Le 31 octobre 2017 - 484 mots

Au nom de la lutte contre le financement du terrorisme, l’UE prévoit de se doter d’un règlement imposant l’obtention d’un certificat d’importation ou d’une déclaration pour les biens culturels de plus de 250 ans y entrant.

Bruxelles. Présenté en juillet 2017 par la Commission européenne, le projet de règlement européen visant à lutter contre le financement du terrorisme en instaurant des contrôles douaniers à l’entrée pour tout bien culturel de plus de 250 ans va être étudié dans quelques jours par le Parlement européen. Son entrée en vigueur, programmée au 1er janvier 2019, suscite de nombreuses réserves de la part des acteurs du marché de l’art.

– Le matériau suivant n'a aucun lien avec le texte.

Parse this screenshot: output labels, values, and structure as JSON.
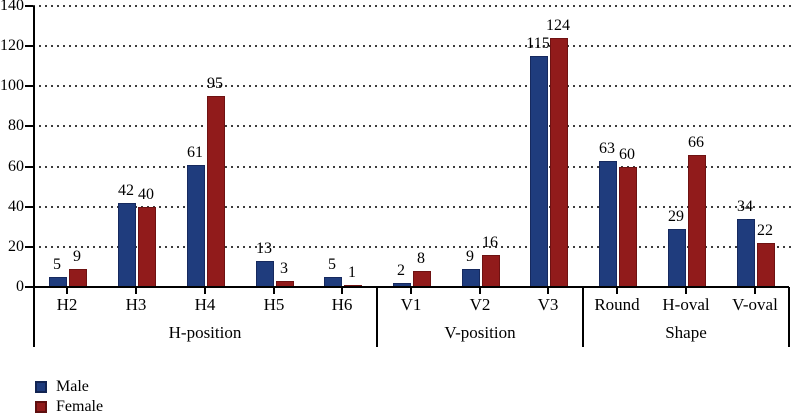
{
  "chart_data": {
    "type": "bar",
    "title": "",
    "xlabel": "",
    "ylabel": "",
    "ylim": [
      0,
      140
    ],
    "ytick_step": 20,
    "ytick_labels": [
      "0",
      "20",
      "40",
      "60",
      "80",
      "100",
      "120",
      "140"
    ],
    "grid": "horizontal-dotted",
    "value_labels_shown": true,
    "legend_position": "bottom-left",
    "groups": [
      {
        "label": "H-position",
        "categories": [
          "H2",
          "H3",
          "H4",
          "H5",
          "H6"
        ]
      },
      {
        "label": "V-position",
        "categories": [
          "V1",
          "V2",
          "V3"
        ]
      },
      {
        "label": "Shape",
        "categories": [
          "Round",
          "H-oval",
          "V-oval"
        ]
      }
    ],
    "categories": [
      "H2",
      "H3",
      "H4",
      "H5",
      "H6",
      "V1",
      "V2",
      "V3",
      "Round",
      "H-oval",
      "V-oval"
    ],
    "series": [
      {
        "name": "Male",
        "color": "#1f3c7d",
        "values": [
          5,
          42,
          61,
          13,
          5,
          2,
          9,
          115,
          63,
          29,
          34
        ]
      },
      {
        "name": "Female",
        "color": "#911b1b",
        "values": [
          9,
          40,
          95,
          3,
          1,
          8,
          16,
          124,
          60,
          66,
          22
        ]
      }
    ]
  },
  "legend": {
    "items": [
      {
        "label": "Male",
        "color": "#1f3c7d"
      },
      {
        "label": "Female",
        "color": "#911b1b"
      }
    ]
  }
}
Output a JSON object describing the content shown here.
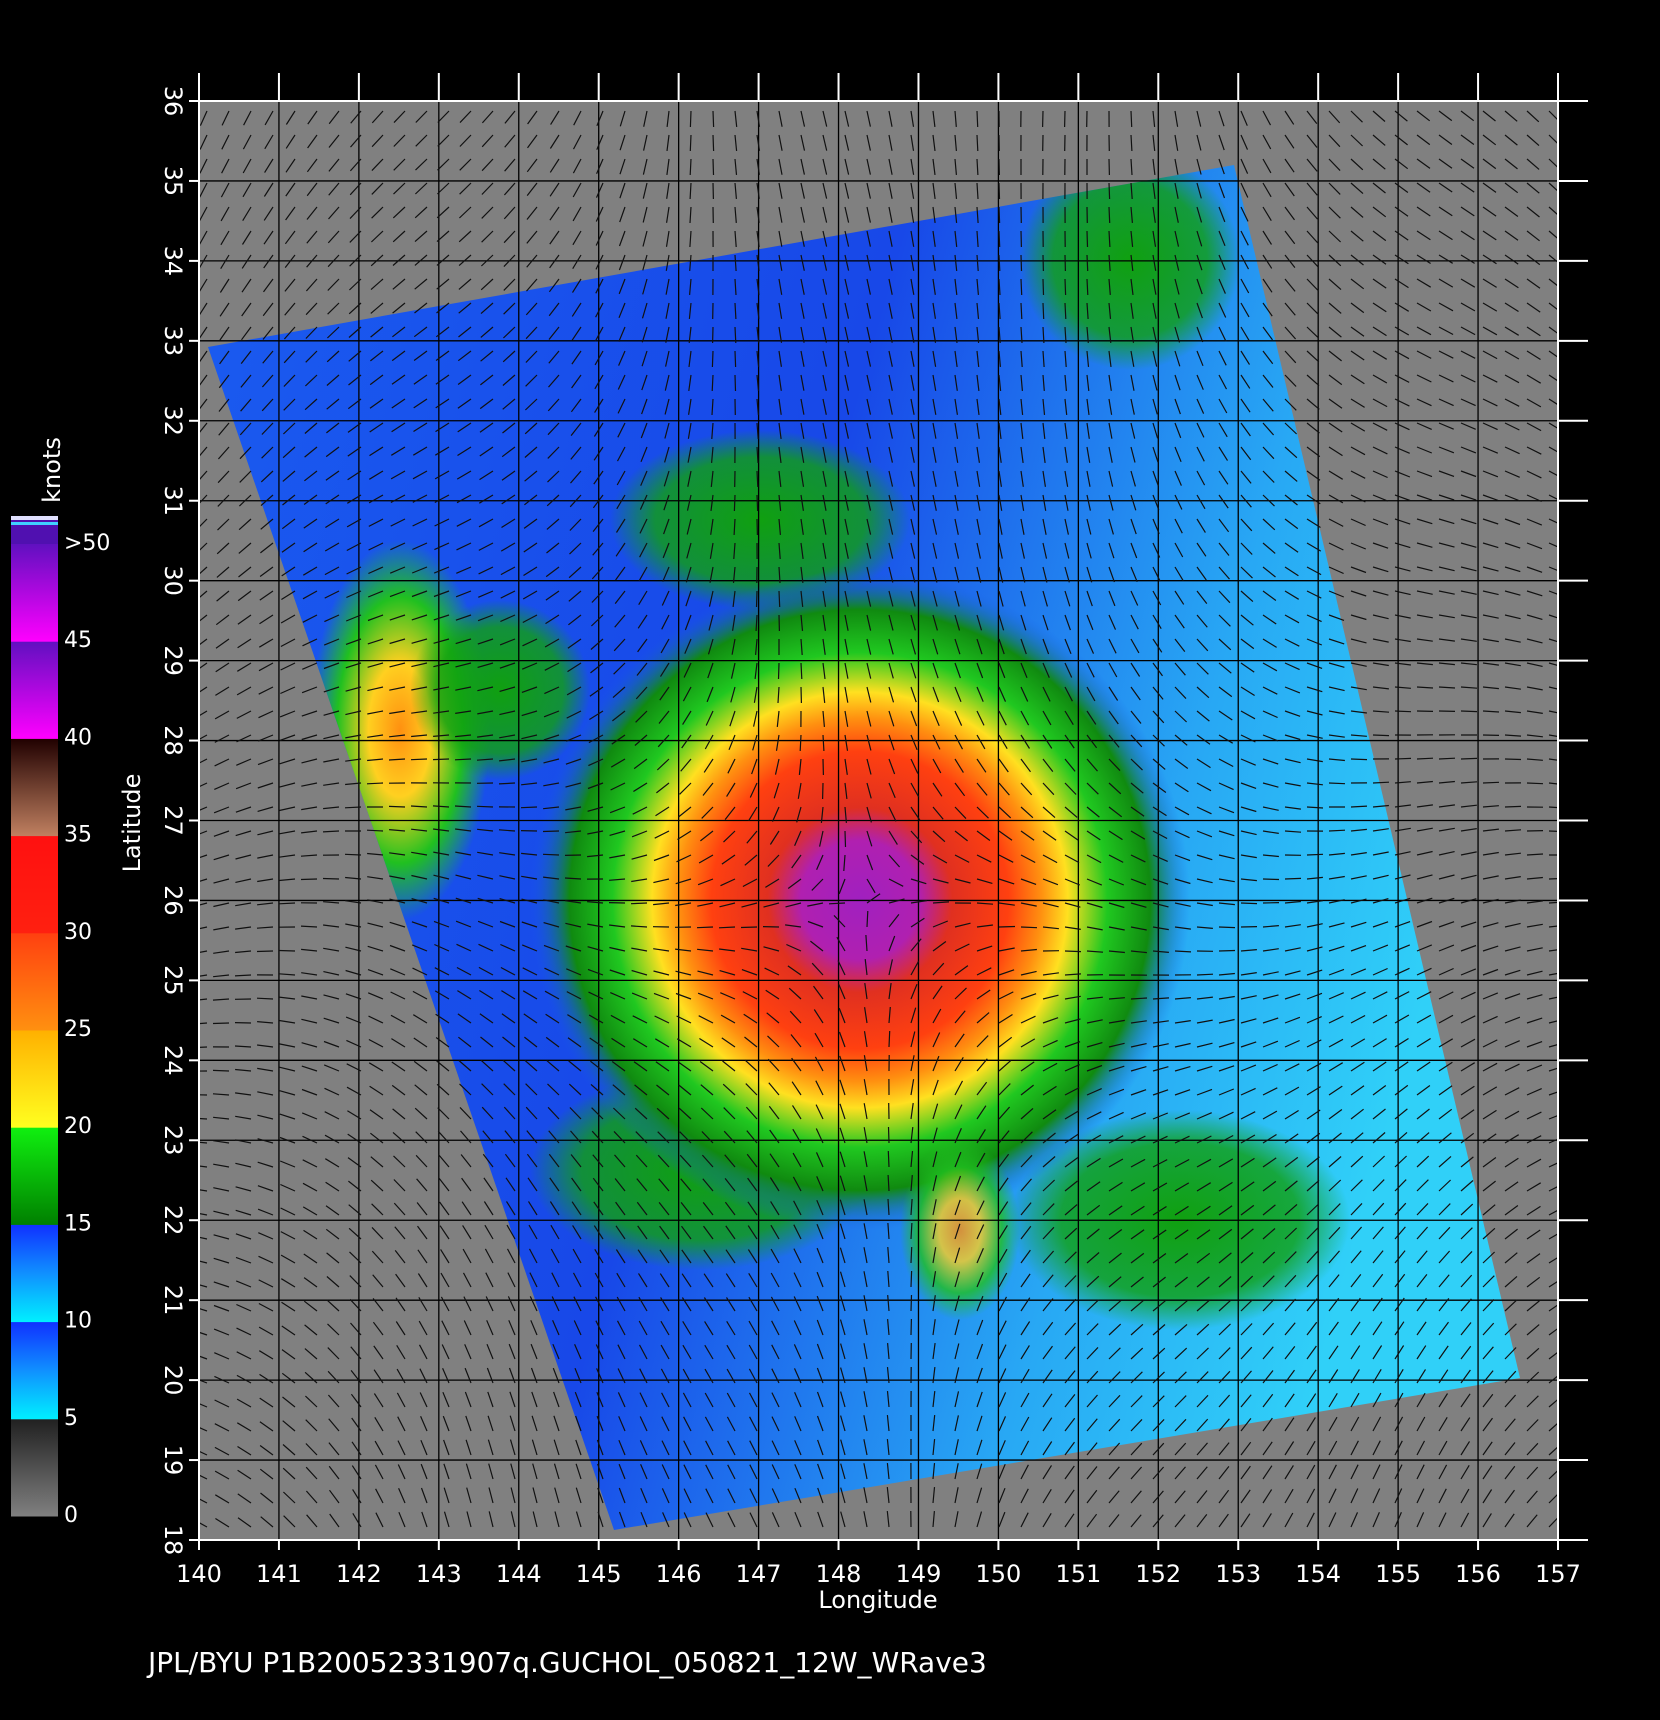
{
  "map": {
    "x_axis": {
      "label": "Longitude",
      "ticks": [
        140,
        141,
        142,
        143,
        144,
        145,
        146,
        147,
        148,
        149,
        150,
        151,
        152,
        153,
        154,
        155,
        156,
        157
      ]
    },
    "y_axis": {
      "label": "Latitude",
      "ticks": [
        18,
        19,
        20,
        21,
        22,
        23,
        24,
        25,
        26,
        27,
        28,
        29,
        30,
        31,
        32,
        33,
        34,
        35,
        36
      ]
    },
    "colorbar": {
      "unit": "knots",
      "ticks": [
        0,
        5,
        10,
        15,
        20,
        25,
        30,
        35,
        40,
        45,
        {
          "value": 50,
          "label": ">50"
        }
      ]
    },
    "caption": "JPL/BYU  P1B20052331907q.GUCHOL_050821_12W_WRave3"
  }
}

Alors qu’un contrôle à l’exportation renforcé de la part des pays tiers serait sans aucun doute plus efficace, le choix porte ici sur une preuve renforcée des diligences menées par tout acheteur important un bien culturel provenant d’un pays tiers à l’Union européenne (UE). La Commission a fait le choix de s’appuyer sur une définition commune des biens culturels à l’importation, fondée sur la convention Unidroit de 1995, convention sur les biens culturels volés ou illicitement exportés que la France n’a jamais ratifiée. Un seuil d’ancienneté minimal de 250 ans est ainsi retenu pour la définition du champ d’application des mesures envisagées qui s’articulent autour d’un double système.
 

Une réponse sous trois mois

Le système d’autorisation, concernant certains biens dont les manuscrits rares, impose la présentation d’un certificat d’importation aux autorités douanières. Les pièces justificatives et informations nécessaires à la délivrance dépendront de la situation du pays source, selon que ce dernier a ou non ratifié la Convention de l’Unesco de 1970. Mais le délai maximal de trois mois prévu pour délivrer le certificat apparaît déjà bien trop resserré pour permettre à l’administration de vérifier la provenance effective du bien concerné. Pour les autres biens culturels, une simple déclaration signée par le détenteur du bien suffira. Celle-ci imposera d’attester que l’exportation du bien depuis le pays source a été réalisée conformément à la législation et à la réglementation de ce dernier. Accompagnée d’un document standardisé décrivant les biens de manière suffisamment détaillée pour permettre leur identification par les autorités douanières, la déclaration devra également être présentée aux autorités douanières. Ces dernières pourront toujours réaliser un examen physique du bien, que celui-ci soit soumis à autorisation ou déclaration, et procéder à une expertise.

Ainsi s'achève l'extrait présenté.